De nuevo tuvo suerte y encontró un asiento en el tren; sacó su novela y la abrió por el comienzo, pero esta vez ni siquiera llegó a leer la primera frase. Sentada frente a él había una chica, a primera vista indistinguible de cualquier otra de las decenas de oficinistas que regresaban a sus casas en ese mismo vagón, pero ésta captó su atención. No pudo evitar una desagradable sensación de déjà vu; no era solo que creyera reconocer a la chica, aunque no recordara dónde ni cuándo la había visto; habría jurado que no era la primera vez que vivía exactamente esa misma situación, no una, sino varias veces. Sin apartar los ojos de la chica, se dijo que alguien, o algo, debía estar jugando con sus recuerdos, con su cerebro, y estuvo a punto de sufrir un ataque de pánico que a duras penas pudo reprimir.

La persona que es observada casi invariablemente se acaba dando cuenta; la chica levantó la mirada de su móvil y se topó con los ojos desquiciados de Pedro. Comenzó a sentirse visiblemente incómoda al notar que el tío que tenía enfrente no le quitaba la vista de encima.

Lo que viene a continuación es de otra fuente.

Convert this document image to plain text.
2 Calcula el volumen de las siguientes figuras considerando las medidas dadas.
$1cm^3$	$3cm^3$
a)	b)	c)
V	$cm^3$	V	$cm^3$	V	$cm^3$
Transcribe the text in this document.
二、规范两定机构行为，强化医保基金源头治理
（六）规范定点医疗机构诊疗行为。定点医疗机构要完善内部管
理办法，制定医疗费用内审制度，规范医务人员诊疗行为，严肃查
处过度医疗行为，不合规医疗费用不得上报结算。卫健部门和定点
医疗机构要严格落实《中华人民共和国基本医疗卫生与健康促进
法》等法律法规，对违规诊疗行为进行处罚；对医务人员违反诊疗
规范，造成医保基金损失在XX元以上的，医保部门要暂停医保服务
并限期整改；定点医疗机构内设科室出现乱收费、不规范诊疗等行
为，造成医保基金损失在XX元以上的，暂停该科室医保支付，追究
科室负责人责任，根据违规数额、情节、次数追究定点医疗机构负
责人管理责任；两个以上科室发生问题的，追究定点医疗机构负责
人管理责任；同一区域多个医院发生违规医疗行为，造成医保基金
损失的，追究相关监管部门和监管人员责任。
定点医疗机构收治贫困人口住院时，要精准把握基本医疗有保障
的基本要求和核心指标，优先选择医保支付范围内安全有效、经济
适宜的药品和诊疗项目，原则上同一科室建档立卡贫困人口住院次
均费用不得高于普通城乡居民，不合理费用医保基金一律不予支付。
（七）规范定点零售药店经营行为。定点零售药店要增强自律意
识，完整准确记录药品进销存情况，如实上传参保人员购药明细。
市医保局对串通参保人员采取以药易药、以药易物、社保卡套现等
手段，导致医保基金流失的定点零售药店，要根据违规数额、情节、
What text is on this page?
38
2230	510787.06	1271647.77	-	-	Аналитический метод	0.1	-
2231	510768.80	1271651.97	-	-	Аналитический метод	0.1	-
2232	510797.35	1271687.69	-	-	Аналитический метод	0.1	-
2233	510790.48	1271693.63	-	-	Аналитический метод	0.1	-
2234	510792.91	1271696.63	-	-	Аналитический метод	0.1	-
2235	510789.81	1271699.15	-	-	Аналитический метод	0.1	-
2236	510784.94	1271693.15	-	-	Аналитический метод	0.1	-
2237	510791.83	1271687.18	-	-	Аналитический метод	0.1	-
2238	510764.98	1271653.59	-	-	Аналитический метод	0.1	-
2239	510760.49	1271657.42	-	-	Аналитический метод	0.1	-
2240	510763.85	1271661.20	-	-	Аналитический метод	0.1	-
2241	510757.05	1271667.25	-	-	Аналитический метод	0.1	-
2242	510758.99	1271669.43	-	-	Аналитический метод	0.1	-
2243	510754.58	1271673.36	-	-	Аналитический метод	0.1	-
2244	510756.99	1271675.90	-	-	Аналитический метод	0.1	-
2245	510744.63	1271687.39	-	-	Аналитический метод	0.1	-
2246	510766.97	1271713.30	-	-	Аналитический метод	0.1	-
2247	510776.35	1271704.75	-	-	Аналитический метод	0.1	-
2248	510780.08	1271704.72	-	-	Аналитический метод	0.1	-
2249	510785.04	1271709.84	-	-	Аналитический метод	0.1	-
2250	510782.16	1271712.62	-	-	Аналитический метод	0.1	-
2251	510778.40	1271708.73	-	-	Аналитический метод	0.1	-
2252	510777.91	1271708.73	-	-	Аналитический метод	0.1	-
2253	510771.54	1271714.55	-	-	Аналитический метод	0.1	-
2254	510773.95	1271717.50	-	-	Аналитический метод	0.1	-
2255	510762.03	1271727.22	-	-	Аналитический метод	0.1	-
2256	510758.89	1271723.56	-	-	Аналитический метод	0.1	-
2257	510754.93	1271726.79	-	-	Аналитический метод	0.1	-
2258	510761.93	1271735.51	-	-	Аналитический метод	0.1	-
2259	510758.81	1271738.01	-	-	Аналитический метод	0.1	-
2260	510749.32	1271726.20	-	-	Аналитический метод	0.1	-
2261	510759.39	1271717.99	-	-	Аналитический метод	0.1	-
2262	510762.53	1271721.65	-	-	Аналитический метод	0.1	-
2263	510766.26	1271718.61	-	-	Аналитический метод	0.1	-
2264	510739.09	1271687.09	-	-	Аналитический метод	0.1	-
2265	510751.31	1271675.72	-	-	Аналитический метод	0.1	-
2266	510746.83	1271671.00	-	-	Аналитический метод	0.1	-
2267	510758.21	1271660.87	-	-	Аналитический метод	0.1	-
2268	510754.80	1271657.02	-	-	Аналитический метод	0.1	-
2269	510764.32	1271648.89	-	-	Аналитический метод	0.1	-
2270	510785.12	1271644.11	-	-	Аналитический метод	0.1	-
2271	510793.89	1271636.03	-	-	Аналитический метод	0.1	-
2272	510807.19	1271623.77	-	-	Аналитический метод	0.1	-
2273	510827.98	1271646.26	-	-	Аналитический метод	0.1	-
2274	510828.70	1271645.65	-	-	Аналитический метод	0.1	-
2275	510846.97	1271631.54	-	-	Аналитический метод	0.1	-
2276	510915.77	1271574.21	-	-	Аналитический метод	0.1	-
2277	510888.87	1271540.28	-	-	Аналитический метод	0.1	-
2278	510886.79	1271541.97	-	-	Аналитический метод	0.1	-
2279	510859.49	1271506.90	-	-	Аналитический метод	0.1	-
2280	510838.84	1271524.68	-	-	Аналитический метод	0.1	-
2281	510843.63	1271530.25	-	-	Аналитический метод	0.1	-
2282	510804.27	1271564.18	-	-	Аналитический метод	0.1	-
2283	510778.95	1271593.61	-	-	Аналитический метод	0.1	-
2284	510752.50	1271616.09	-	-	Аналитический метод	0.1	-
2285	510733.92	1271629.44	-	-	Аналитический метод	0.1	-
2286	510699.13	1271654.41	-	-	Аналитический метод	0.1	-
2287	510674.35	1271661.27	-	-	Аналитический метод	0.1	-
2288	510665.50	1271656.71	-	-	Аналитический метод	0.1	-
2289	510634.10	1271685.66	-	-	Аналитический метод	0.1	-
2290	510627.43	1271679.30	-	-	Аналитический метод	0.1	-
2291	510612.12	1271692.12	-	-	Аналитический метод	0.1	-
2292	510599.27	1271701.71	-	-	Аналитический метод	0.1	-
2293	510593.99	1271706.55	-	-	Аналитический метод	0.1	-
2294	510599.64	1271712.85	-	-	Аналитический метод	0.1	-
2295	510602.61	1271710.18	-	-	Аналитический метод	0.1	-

—¡Aha!— pensó Pedro, —¡sabe que la he descubierto!— Pasaron varias estaciones; cuando la chica se levantó de su asiento para bajar en la siguiente, Pedro no lo pensó dos veces; esperó a que bajara, y en el último instante, antes de que cerrara la puerta, fue tras ella. Le embargaba una sensación de anticipación; sintió que había encontrado un hilo del que tirar; que si se manejaba con cuidado y astucia quizá podría averiguar algo de ese mundo en la sombra que tanto lo agobiaba. Intentando mantener una distancia prudencial procuró no perderla de vista mientras la seguía por los túneles inundados de gente de la estación. Pero ella, quizá alertada por un sexto sentido, se volvió levemente desde lo alto de la escalera y, al ver que Pedro la seguía unos metros más abajo, aceleró su paso. Ya sin nada que perder, Pedro abandonó todo intento de sigilo y fue tras ella a grandes zancadas. La chica había alcanzado ya la salida, desapareciendo en la luz exterior. La carrera había acelerado su pulso, y Pedro quedó cegado un instante al salir a la calle. Pero, allí estaba ella, mirando con nerviosismo hacia la salida del metro mientras esperaba a que cambiaran las luces del semáforo. Corrió hasta allí y se situó a su lado; ella instintivamente se apartó.

—¡Déjame en paz!— le dijo. —Solo una pregunta, ¡por favor!— pidió Pedro.

—¡Que me dejes en paz, o llamo a la policía!— espetó ella, mirándolo por una fracción de segundo; presa del nerviosismo se lanzó a cruzar sin esperar más. El autobús, que había acelerado para pasar el semáforo antes de que la luz ámbar se tornara en roja, no la pudo esquivar. El golpe la hizo volar varios metros, cayendo sobre el asfalto como una muñeca de trapo. El ruido del frenazo hizo que la gente se volviese a ver lo ocurrido, y en seguida se formó un corro de personas en torno al cuerpo; alguien llamó a una ambulancia; el conductor del autobús descendió pausadamente de su cabina y se sentó contra la rueda, poniendo la cabeza entre las manos. Una señora mayor, quizá medio sorda, preguntaba a voz en grito si alguien se había suicidado. Consternado, Pedro vio que no tenía más que hacer allí y se marchó.

No pudo dormir esa noche; una mezcla de sensaciones encontradas lo mantuvo en vilo. No había pretendido causar daño a aquella chica; solo buscaba información. Se vió de nuevo en el punto de partida; lo que por un momento había parecido una pista a seguir se había desvanecido con el chirrido de un frenazo. Pedro recordó lo guapa que era chica; ¡qué tragedia que acabara así!. Pero no pudo dejar de admirar su entrega: sabiéndose descubierta, había preferido fingir un accidente antes que poner en peligro su misión, cualquiera que ésta fuera.

Se levantó con las primeras luces; se dio una ducha fría y preparó un café bien cargado con el que mejor afrontar el día tras la noche en vela. Media hora más tarde entraba en el vagón del metro, camino del trabajo. Siendo jueves, había menos viajeros y no tuvo problema en encontrar sitio. Se sentó, sacó de su maletín una novela y la abrió por la primera página. Sus labios mudos pronunciaron la frase —Era un luminoso y frío día de abril, y los relojes marcaban las trece.